Wednesday, December 8, 2010

Mysteries of Etruscan civilization still buried in ancient tombs

This famous masterpiece of Etruscan art shows the culture's approval of soft feelings and the male/female duality of civilization. A stark contrast to the later rigidity of Roman civilization that revered pure domination.
Rome was not built in a day, and it was not the beginning of Italian civilization either. Before the Romans, the Etruscans dominated the Italian peninsula from approximately  900 B.C.E. until the rise of the Roman Republic in the 5th century B.C.E.

When Romans were still considered rustic bumpkins, Etruscans were exerting their refined civilization into a savage Europe. The November/December 2010 issue of Archaeology Magazine reported that the Etruscans ruled their land of Etruria between the Tiber and Arno rivers. They were excellent seafarers, trading throughout the Mediterranean, but interestingly the origins of the Etruscan language are unknown. Scholarship of their unique language cannot identify any known related tongue. About 300 words from this ancient language have been identified, and the Etruscans adapted the Greek alphabet for use in their own writing.
The Etruscan Chimera of Arezzo
The artistic skill of the Etruscans captivate modern people with its elegant beauty. The Etruscans were highly regarded as master metallurgists. Even a layperson can immediately recognize the skill illustrated in Etruscan artifacts. For example, this 5th century B.C.E. bronze chimera found in Arezzo, Italy in 1553 displays reverence for the organic flow of natural objects and obviously durable craftsmanship.

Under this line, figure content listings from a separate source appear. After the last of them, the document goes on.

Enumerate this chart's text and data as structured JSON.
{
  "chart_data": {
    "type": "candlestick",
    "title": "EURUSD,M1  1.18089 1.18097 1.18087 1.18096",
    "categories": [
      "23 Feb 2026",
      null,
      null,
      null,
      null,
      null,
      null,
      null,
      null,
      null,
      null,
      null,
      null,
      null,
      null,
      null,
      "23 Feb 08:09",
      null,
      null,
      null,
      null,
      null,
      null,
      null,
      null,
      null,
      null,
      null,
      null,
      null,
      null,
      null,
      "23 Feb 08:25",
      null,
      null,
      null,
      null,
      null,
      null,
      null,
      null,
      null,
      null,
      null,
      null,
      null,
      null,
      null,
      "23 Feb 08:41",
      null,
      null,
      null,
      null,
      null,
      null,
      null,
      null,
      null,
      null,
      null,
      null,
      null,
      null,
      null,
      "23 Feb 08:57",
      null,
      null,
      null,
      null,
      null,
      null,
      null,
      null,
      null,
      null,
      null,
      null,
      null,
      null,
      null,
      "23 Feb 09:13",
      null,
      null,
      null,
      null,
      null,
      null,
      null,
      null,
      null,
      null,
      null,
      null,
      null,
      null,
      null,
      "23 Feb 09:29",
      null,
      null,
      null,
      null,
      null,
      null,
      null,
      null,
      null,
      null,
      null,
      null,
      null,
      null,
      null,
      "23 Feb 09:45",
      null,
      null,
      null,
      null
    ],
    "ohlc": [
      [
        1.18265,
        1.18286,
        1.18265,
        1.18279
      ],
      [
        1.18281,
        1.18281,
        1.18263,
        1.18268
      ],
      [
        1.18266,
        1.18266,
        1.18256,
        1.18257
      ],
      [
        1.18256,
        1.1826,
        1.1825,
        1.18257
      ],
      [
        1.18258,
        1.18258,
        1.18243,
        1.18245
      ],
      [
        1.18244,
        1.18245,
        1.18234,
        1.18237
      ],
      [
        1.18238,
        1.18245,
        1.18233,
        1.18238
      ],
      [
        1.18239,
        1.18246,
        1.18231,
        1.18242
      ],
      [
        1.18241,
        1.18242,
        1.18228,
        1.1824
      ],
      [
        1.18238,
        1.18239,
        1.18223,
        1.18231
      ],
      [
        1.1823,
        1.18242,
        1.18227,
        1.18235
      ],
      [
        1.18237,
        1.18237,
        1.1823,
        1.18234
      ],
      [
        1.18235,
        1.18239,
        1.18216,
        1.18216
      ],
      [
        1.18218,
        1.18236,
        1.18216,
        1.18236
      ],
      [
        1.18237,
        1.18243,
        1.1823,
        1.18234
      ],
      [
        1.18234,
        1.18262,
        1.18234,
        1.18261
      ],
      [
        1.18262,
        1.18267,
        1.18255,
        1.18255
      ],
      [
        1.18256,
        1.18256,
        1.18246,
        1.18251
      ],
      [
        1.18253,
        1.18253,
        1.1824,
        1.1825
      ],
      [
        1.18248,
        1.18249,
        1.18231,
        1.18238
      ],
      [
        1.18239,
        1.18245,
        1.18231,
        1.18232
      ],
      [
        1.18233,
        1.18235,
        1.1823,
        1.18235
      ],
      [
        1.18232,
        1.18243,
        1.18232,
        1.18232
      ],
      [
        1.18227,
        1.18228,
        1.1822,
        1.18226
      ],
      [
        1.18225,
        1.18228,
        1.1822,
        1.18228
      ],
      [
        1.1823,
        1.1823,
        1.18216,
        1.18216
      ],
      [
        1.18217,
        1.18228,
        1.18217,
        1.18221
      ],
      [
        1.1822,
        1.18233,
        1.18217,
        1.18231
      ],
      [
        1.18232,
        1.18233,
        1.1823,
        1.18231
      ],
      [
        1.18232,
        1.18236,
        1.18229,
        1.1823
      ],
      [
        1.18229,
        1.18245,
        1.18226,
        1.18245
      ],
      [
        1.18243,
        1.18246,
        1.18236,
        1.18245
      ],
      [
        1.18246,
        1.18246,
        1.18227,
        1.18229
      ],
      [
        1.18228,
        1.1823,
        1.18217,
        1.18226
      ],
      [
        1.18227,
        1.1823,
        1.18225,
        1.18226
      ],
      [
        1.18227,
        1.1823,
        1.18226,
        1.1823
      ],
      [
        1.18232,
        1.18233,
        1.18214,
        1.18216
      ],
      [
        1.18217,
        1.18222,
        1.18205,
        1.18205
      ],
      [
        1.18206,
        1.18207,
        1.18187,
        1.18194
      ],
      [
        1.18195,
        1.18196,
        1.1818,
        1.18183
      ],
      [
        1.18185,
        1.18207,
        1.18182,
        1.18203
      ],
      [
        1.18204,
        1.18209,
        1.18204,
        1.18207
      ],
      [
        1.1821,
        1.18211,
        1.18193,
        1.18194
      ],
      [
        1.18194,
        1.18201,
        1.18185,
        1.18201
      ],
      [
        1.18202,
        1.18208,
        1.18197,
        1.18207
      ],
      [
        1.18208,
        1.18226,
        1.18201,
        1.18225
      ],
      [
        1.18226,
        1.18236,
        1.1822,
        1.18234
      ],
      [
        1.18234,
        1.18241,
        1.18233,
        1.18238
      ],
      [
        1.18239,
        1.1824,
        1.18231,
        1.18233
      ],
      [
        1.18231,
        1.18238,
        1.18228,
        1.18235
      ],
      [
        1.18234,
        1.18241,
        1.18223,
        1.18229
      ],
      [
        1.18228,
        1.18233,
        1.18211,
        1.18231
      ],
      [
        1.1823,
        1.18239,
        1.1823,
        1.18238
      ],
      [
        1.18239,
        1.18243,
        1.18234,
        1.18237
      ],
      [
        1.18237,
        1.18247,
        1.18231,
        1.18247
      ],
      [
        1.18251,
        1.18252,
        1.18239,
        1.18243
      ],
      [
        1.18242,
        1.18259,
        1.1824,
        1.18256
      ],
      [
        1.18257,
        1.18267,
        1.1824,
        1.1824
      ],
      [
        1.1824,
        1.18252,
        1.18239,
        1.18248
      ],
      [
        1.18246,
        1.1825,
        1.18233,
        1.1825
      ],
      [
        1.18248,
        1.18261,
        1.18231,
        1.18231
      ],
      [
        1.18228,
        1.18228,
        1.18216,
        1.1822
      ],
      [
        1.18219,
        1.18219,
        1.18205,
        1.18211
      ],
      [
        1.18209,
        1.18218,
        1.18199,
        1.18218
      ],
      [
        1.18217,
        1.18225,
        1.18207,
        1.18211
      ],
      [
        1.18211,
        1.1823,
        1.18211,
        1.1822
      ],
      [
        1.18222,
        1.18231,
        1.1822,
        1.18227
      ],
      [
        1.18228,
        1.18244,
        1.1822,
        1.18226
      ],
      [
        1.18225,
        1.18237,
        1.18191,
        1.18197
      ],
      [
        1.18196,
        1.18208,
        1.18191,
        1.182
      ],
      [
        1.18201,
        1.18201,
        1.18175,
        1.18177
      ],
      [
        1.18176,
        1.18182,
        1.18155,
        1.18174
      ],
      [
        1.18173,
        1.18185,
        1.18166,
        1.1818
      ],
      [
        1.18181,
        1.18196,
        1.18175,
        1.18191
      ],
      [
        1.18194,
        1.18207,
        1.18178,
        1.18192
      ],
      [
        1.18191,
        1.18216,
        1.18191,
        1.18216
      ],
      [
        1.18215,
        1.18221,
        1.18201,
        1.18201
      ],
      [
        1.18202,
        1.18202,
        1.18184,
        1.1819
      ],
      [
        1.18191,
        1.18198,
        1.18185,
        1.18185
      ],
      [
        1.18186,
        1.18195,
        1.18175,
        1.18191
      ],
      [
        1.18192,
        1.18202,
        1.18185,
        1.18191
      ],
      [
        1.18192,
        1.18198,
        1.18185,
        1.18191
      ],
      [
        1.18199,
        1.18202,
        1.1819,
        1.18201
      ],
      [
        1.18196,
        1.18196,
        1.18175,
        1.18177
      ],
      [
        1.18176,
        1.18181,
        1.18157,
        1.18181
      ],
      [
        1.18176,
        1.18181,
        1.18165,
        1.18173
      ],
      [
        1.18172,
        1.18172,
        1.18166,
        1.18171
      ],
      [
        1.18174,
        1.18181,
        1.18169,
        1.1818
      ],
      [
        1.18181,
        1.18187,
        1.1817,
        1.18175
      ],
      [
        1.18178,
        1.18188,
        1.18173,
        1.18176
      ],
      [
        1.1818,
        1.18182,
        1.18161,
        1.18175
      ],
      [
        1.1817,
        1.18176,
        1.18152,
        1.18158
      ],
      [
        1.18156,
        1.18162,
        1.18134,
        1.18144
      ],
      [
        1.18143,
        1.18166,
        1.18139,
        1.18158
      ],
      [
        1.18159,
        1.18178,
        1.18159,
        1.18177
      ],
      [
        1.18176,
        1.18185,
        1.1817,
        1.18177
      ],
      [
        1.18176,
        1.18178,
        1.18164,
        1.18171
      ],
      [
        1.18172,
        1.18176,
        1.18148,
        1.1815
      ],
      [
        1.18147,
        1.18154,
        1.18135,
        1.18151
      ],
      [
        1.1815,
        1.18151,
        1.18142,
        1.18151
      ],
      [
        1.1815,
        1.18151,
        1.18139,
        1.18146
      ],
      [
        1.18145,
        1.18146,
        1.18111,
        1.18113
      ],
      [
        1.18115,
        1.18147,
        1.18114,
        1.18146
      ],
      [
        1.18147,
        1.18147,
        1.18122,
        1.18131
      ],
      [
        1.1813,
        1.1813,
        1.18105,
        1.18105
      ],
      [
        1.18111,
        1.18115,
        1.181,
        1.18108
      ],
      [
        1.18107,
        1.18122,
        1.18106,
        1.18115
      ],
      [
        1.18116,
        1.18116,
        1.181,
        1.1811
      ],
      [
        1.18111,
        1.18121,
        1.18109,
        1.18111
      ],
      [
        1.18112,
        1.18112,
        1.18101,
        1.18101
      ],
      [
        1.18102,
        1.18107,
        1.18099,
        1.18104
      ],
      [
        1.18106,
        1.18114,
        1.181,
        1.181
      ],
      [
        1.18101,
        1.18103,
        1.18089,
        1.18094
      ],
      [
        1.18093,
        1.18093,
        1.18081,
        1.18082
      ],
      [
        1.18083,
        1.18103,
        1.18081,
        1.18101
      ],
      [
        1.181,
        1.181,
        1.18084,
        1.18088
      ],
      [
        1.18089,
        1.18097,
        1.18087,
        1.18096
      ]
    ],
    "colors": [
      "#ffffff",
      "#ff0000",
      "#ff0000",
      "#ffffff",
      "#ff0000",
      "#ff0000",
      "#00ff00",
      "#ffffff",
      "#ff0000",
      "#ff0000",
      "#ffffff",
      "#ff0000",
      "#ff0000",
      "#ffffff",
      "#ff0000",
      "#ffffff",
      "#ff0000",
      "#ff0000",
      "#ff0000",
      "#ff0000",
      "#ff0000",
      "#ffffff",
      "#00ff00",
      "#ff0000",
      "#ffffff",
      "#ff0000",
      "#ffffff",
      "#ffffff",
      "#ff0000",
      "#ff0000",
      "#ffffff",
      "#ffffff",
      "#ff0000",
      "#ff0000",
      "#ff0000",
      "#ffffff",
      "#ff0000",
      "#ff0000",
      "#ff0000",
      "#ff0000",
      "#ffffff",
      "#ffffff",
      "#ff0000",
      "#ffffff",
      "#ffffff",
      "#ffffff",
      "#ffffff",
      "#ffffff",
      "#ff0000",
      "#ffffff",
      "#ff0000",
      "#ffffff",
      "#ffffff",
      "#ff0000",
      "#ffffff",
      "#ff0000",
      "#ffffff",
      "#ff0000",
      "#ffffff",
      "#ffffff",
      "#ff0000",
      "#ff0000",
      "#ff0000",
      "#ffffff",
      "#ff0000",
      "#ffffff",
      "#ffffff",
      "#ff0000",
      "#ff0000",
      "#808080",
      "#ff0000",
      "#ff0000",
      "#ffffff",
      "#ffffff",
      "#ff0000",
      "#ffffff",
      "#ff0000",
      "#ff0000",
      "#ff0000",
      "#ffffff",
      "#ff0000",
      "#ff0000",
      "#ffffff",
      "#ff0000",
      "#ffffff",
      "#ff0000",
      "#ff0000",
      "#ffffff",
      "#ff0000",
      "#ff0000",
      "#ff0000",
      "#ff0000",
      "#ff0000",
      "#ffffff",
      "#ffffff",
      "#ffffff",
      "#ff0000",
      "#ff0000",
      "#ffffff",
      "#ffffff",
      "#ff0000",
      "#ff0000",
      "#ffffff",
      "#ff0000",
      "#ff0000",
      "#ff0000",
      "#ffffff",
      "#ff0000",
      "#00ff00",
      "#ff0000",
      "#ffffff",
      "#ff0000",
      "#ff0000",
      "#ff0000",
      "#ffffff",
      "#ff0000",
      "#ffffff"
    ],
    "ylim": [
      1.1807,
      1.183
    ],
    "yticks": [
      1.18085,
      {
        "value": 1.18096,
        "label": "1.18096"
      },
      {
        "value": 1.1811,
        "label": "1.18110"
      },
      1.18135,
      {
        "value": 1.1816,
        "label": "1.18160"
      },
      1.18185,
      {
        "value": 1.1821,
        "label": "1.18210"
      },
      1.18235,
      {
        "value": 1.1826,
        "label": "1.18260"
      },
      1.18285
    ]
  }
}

Etruscan civilization was well advanced for its time. The Archaeology Magazine article written by Rossella Lorenzi opened with "They taught the French to make wine and the Romans to build roads, and they introduced writing to Europe." (p. 36, Nov./Dec. 2010). These are significant boasts for a civilization that has been historically overshadowed by people who developed within its nurturing realm.

Tarquinius Superbus was the last Etruscan king of Rome. After being expelled by Roman forces in 509 B.C.E., the Romans replaced the Etruscan system of monarchy with their Republic. Gradually from this point forward, Rome absorbed the cities of Etruria and asserted their culture.

Although Roman ruins get the greatest attention from scholars and tourists, Etruscan ruins still have secrets to reveal. Many tombs near the city of Tarquinia, about 50 miles northwest of Rome, have yet to be explored. This Etruscan necropolis contains an estimated 6,000 tombs, and scholars are currently undertaking new excavations. Knowledge of the rich artistry and obscure cultural origins of Etruscans will hopefully expand as these distant ancestors of the Italian peoples are further studied.

Coincidentally, right after I read the article about the Etruscans in Archaeology Magazine, Australian author Elisabeth Storrs submitted her new novel The Wedding Shroud for review at Historical Novel Review, where I am a contributor. The Wedding Shroud explores the conflict and connections between the Roman and Etruscans cultures during the turbulent 5th century B.C.E. With my interest in Etruscan aroused, I snapped up the novel and am currently reading it. I'll be sure to alert everyone when my review is done. I can say already that it is going to be a good one.